春秋繁露譯註 · 威德所生第七十九
【題解】
本篇論述了天道所具有的溫和、恩德、公平、威嚴等德性,並指出天氣變化中的寒、暑和季節變化中的春、夏、秋、冬等就是天意喜、怒、德、威的表現。上天是公平正直的,它的運行適時、適度,不會因喜怒而影響常理。董仲舒認為,君和民的關係就如同天和人的關係一樣,君主在治理國家的時候應該效法天道,適時、合理地行使刑賞,不因個人的喜怒而違反常理。董仲舒還特別舉《春秋》一書的筆法為例,說明了不能因私人的情緒而影響道義的施行這樣一種基本觀點。

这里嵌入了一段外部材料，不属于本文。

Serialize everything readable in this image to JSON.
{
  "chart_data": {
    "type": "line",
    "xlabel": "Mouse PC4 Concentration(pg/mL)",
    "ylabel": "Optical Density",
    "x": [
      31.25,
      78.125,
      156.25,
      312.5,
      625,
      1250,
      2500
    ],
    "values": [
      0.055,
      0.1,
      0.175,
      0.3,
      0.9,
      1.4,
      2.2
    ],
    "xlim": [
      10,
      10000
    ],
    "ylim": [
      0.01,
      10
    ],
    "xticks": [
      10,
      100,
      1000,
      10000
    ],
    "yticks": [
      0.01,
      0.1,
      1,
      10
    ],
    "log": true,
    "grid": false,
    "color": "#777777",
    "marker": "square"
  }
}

天有和有德,有平有威(1),有相受之意(2),有為政之理,不可不審也。春者,天之和也;夏者,天之德也;秋者,天之平也;冬者,天之威也。天之序,必先和然後發德(3),必先平然後發威。此可以見不和不可以發慶賞之德(4),不平不可以發刑罰之威。又可以見德生於和,威生於平也。不和無德,不平無威,天之道也,達者以此見之矣(5)。我雖有所愉而喜,必先和心以求其當,然後發慶賞以立其德。雖有所忿而怒,必先平心以求其正(6),然後發刑罰以立其威。能常若是者,謂之天德;行天德者,謂之聖人。
【注釋】
(1) 「天有和有德」二句:和,溫和。德,恩德。平,公平。威,威嚴。
(2) 相受:先後互相承受、接續。
(3) 發:發布,顯示。
(4) 慶賞:獎賞。
(5) 達者:通達事理的人。
(6) 正:蘇本作「政」,盧文弨校曰:「錢雲『政』當作『正』。」鍾肇鵬校釋本據之改正,今從之。
【譯文】
天有溫和、恩德、公平、威嚴四種德性,有前後互相承接的意志,其中包含有從事政治的道理,不能不細加體察。春季,代表天的溫和;夏季,代表天的恩德;秋季,代表天的公平;冬季,代表天的威嚴。天的次序,一定是先溫和然後才布施恩德,一定是先公平然後才發布威嚴。由此可以看出,不溫和的時候不能發布獎賞的恩德,不公平的時候不能發布刑罰的威嚴。又可以看出,恩德從溫和中產生出來,威嚴從公平中產生出來。不溫和就沒有恩德,不公平就沒有威嚴,這就是天之道,通達事理的人從這些方面就能看出天意。我即使心中愉悅和高興,也一定先要以溫和的心境來進行恰當地追求,然後才能發布獎賞來樹立恩德。即使心中怨恨和憤怒,也一定先要以平和的心境來求得公正,然後才能發出刑罰來樹立威嚴。能夠經常這樣做的,就叫做天德;踐行天德的人,就叫做聖人。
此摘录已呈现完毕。